Маленькие, трогательные истории, наполненные светом, теплом и легкой грустью. Они разбудят память о твоем бессмертии, заставят достать крылья из старого сундука, стряхнуть с них пыль и взмыть навстречу свежему ветру, счастью и мечтам.
Известный украинский писатель Владимир Дрозд — автор многих прозаических книг на современную тему. В романах «Катастрофа» и «Спектакль» писатель обращается к судьбе творческого человека, предающего себя, пренебрегающего вечными нравственными ценностями ради внешнего успеха. Соединение сатирического и трагического начала, присущее мироощущению писателя, наиболее ярко проявилось в романе «Катастрофа».
Сборник посвящен памяти Александра Павловича Чудакова (1938–2005) – литературоведа, писателя, более всего известного книгами о Чехове и романом «Ложится мгла на старые ступени» (премия «Русский Букер десятилетия», 2011). После внезапной гибели Александра Павловича осталась его мемуарная проза, дневники, записи разговоров с великими филологами, книга стихов, которую он составил для друзей и близких, – они вошли в первую часть настоящей книги вместе с биографией А. П. Чудакова, написанной М. О. Чудаковой и И. Е. Гитович.
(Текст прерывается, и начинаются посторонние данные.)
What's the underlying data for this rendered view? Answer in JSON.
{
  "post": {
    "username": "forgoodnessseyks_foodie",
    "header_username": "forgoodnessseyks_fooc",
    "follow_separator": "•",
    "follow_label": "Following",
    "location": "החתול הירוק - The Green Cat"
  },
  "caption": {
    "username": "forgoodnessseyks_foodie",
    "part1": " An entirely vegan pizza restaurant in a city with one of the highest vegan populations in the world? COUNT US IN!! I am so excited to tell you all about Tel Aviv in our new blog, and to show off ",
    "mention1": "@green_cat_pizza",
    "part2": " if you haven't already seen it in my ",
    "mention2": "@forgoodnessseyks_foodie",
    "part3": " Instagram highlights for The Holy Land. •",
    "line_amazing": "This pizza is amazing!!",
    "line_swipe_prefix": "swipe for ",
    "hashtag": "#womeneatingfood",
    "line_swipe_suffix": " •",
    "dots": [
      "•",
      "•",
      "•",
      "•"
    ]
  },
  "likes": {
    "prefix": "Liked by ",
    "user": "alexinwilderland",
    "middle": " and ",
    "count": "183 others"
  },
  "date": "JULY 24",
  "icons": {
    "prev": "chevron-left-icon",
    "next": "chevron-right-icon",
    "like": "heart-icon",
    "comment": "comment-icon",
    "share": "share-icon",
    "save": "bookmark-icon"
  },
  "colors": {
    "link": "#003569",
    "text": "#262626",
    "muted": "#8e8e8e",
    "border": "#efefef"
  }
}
В книге рассказывается история главного героя, который сталкивается с различными проблемами и препятствиями на протяжении всего своего путешествия. По пути он встречает множество второстепенных персонажей, которые играют важные роли в истории. Благодаря опыту главного героя книга исследует такие темы, как любовь, потеря, надежда и стойкость. По мере того, как главный герой преодолевает свои трудности, он усваивает ценные уроки жизни и растет как личность.
В книге рассказывается история главного героя, который сталкивается с различными проблемами и препятствиями на протяжении всего своего путешествия. По пути он встречает множество второстепенных персонажей, которые играют важные роли в истории. Благодаря опыту главного героя книга исследует такие темы, как любовь, потеря, надежда и стойкость. По мере того, как главный герой преодолевает свои трудности, он усваивает ценные уроки жизни и растет как личность.